I will not be here for the 200th anniversary of that war. I doubt very much that I will see the centenary of the Second World War either, or for that matter, the Korean War. But I was around for this one, which is more than can be said for those that fought in it. They are no longer here, to be able to tell us their individual stories. Thanks to film, TV, radio, and newspapers, we do have some first-hand tales of their experiences. They are usually harrowing, often touching, and to our modern eyes and ears, they may seem naive and innocent. Whatever we think of them now, we at least owe them one thing. It is an easy thing, and takes little effort. They did things that we probably could not do, or want to do, They did them for reasons that seemed important at the time, and in the context of history, had a relevance in the development of Europe, and opposition to belligerence. In return, we can do one small thing.

We can remember them.


10 thoughts on “A Time To Remember

  1. Thank you for reminding all of us that great sacrifices were made 100 years ago. Today, the global war on terror continues unabated, and so do regional wars in the Middle East, Africa, and elsewhere. Although we weary of these new challenges to peace and tranquility, we must continue to be vigilant and, if necessary, engage ourselves in the fight. We must uphold our Western values, when they are threatened, and ensure that all people enjoy what Thomas Jefferson called our unalienable right to “Life, Liberty, and the pursuit of Happiness.” Thanks to modern warfare technology, when employed, today’s battles often incur fewer casualties, both military and civilian, but, of course, any loss of life is totally unacceptable. Life is quite simply a precious gift.

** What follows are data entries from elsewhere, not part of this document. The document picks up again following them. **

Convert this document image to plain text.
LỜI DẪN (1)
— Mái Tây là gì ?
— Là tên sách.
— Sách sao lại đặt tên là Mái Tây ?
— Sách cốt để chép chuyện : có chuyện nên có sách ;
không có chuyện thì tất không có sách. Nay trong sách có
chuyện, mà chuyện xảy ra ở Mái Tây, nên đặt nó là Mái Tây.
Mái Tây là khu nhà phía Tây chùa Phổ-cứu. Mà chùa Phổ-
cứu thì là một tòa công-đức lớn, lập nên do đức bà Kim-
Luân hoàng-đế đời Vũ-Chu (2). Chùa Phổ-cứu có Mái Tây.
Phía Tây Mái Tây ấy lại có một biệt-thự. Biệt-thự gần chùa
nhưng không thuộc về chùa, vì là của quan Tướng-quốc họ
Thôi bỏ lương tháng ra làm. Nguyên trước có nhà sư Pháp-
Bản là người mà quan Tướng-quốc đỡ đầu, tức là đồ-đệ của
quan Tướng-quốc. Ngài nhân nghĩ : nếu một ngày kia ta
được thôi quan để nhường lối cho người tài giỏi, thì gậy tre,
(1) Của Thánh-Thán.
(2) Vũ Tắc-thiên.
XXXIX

    1. Thanks for the comment David. I sometimes wonder if those ‘Western values’ are all that they are cracked up to be, but we do at least enjoy the freedom to complain about things, so should cherish that.
      Best wishes from England, Pete.


  2. What I know of WWII were personal accounts from my grandparents and from mom and dad. They retold how it started here, the bombing of Pearl Harbor, the Japanese invasion and everything they could remember. Through books, I got to know how it was in Europe at the start of the conflict, the concentration camps in Poland. One of my favorite books is Man’s Search for Meaning by Victor Frankl, his personal account as an inmate at Auschwitz concentration camp. People were not called by their names but they were just numbers. Such a sad fact in world history. Despite all these, some countries in the Middle East are still at it.

    I am on my second book, Ken Follett’s Winter of the World, a continuation of how WWI ended and how WWII started. Although it is a work of fiction, still, I am learning a lot from it.


    1. Your country had a very hard time during WW2 Arlene, but was fortunately spared any involvement in the Great War. As you say, some countries find it impossible to learn the lessons of history.
      Best wishes from England, Pete.